ハッピーエンドのその後なんて、いらないと思うの。

 子供の頃、女の子だったら誰でもこう思ったはず。
「将来はお嫁さんになりたい」
 私もそう思った。素敵な人を好きになって、その人と結婚する。
 でも、今は少しだけ違う。
 私は今、高校二年生。
 そろそろ、ハッピーエンドが欲しいと思う年頃。

 高校に入ってすぐ、私は一人の人に恋をした。背が高くて格好良い、優しい人。頭も当然良い。
 たくさんの人が彼に告白をして、振られてしまっていた。
 一年生の間、私はずっと彼のことを想っていた。
 二年生になっても、クラスは同じだった。そして、私は思った。
 そろそろ、ハッピーエンドが欲しいと。

 告白をしたのは、夕暮れの放課後。立っているだけで汗が湧き出そうなくらいに暑い日。
 夏休みの少し前のことだった。
 彼の部活が終わるのを待って、呼び止めて、「好きです」と告白した。
 彼は照れながら、「実は僕もずっと……」と返してくれた。
 これで、私の物語は始まった。

 夏休み。
 彼はほとんど毎日部活だった。私は毎日勉強をしに学校の図書室へ通った。
 夏休みなのに、一緒に登下校をして毎日を送った。
 一緒にプールに行った日に、彼と始めて手を繋いだ。
 恋愛映画を一緒に見た日、彼の方からキスをしてくれた。
 手を繋いで歩くのが普通になって、別れ際にキスをするのが普通になった。
 夏休みはそうやって過ぎた。

 二学期は、とても忙しかった。
 学園祭に体育祭。
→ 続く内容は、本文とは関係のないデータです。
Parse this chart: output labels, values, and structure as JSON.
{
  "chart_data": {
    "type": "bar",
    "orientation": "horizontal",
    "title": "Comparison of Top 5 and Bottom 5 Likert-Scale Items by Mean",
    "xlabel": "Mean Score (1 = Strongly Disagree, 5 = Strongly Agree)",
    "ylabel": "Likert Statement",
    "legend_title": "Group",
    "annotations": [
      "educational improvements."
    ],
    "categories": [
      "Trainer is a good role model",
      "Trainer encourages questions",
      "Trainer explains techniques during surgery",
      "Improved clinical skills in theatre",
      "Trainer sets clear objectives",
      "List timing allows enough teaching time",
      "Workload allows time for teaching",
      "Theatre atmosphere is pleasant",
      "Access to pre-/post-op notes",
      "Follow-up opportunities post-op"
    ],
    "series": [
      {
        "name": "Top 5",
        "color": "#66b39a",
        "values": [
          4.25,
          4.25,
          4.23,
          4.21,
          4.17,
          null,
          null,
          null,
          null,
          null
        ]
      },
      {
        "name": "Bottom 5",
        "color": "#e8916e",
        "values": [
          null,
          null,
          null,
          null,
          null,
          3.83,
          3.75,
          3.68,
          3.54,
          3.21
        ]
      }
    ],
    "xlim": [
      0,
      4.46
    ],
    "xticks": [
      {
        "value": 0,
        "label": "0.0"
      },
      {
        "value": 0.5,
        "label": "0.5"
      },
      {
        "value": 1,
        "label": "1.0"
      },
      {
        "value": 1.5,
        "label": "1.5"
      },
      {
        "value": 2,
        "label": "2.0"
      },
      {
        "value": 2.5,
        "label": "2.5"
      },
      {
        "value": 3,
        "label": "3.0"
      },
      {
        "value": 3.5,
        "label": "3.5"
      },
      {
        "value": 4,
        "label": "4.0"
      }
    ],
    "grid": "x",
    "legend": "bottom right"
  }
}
それと受験勉強が始まったから。
 彼も部活だけでなく、勉強も始めた。
 何の進展もなくて、辛かった二学期。
 でも、私の物語にはこんな試練めいた出来事も必要だと思った。

 冬になって、雪の気配がするようになった頃。
 街路樹が電飾の化粧で彩られる頃。
 そろそろ……
 ハッピーエンドが欲しくなった。

 彼の家。時間は深夜。当然両親は留守。
 私は照れながら「電気を消して」と言う。今にも消え入りそうな、細い声で。
 彼は息を飲んで、明かりを消す。ブラウスのボタンを外して、スカートを脱ぐ。
 衣擦れの音と、彼の手と、いつもよりずっと近い距離。
 痛みと、恥ずかしさと、それ以上の喜び。嬉しさ。
 ああ……!
 今、私の物語は最高のクライマックスに入っている。

 ラストシーンは、二人で。
 少し寒い部屋、一枚の毛布に包まって。彼に肩を抱かれて、私は……
「大好きだよ」
 彼の耳元で、そう呟いた。

 これで、私の物語はハッピーエンドを迎えた。だから……
 もう、ここで終わりにしようと思うの。

 暗い部屋の中、手探りで枕元を探す。彼はもう、ぐっすりと眠っている。私が少し動いたくらいじゃ目を覚まさないくらいに。
 窓の外は風が強い。少しだけ空が見えた。とても綺麗な星空。
 指先に触れたそれを、しっかりと握り締める。
 そして、二人の体温で温まった毛布から手を出して、大きく伸ばして……
 握り締めたボールペンを、真っ直ぐに振り下ろした。
 何度も、何度も繰り返して。
 何度も、何度も……
 何度も何度も何度も何度も何度も何度も何度も何度も何度も何度も何度も何度も……
 彼が動かなくなっても、繰り返し振り下ろした。

 ハッピーエンドのその後なんて、いらないでしょう?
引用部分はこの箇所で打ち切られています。